Furthermore I would like to know if I turn off the GUI in ubuntu by pressing CTRL + ALT + F1 will this make the computer faster ?
Thanks for your answers


First I am NOT a Linux user, Second I NEVER use the screensaver as it slows down the processing of the workunits. So to answer your question generally YES if you turn off the pretty pictures your cpu will spend less time telling your graphics processor what to do and spend more time crunching. In general anything the cpu is doing slows down the time spent crunching. The cpu is the boss of the whole machine, EVERYTHING that happens in a pc is because the cpu told some part what to do. So if you can limit that 'other' stuff from happening, you WILL crunch faster.
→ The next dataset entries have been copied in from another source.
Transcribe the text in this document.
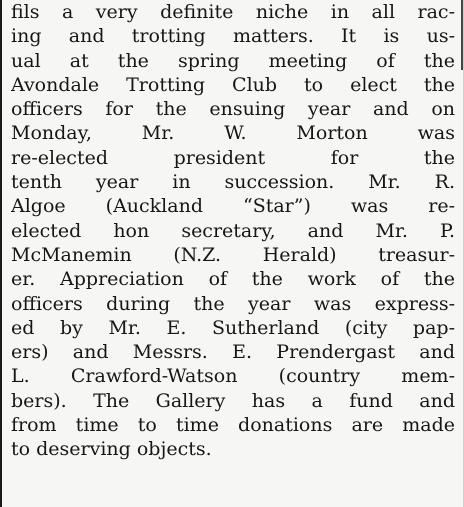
fils a very definite niche in all rac-
ing and trotting matters. It is us-
ual at the spring meeting of the
Avondale Trotting Club to elect the
officers for the ensuing year and on
Monday, Mr. W. Morton was
re-elected president for the
tenth year in succession. Mr. R.
Algoe (Auckland “Star”) was re-
elected hon secretary, and Mr. P.
McManemin (N.Z. Herald) treasur-
er. Appreciation of the work of the
officers during the year was express-
ed by Mr. E. Sutherland (city pap-
ers) and Messrs. E. Prendergast and
L. Crawford-Watson (country mem-
bers). The Gallery has a fund and
from time to time donations are made
to deserving objects.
There are other tweaks too, raise the time to checkpoint to 900 seconds, 15 minutes, from the default of 60 seconds. Change the default of 25% to zero% on the line where it says "when processor usage is less than [] zero percent means no restriction". BOTH of these are in the Boinc Manager under Tools and then computing preferences. The first changes how often Boinc stops to save a 'checkpoint' to your harddrive, the second tells Boinc to never stop crunching. A 'checkpoint' is a saved point in the crunching in case your pc crashes so it can pick up from there when the pc starts back up again. The second, when set at the default of 25%, tells Boinc to stop running when your pc is using 75%, or more, of the cpu. Boinc will automatically speed up and slow down as your pc does other things, but when set at 25% it will actually stop crunching all together.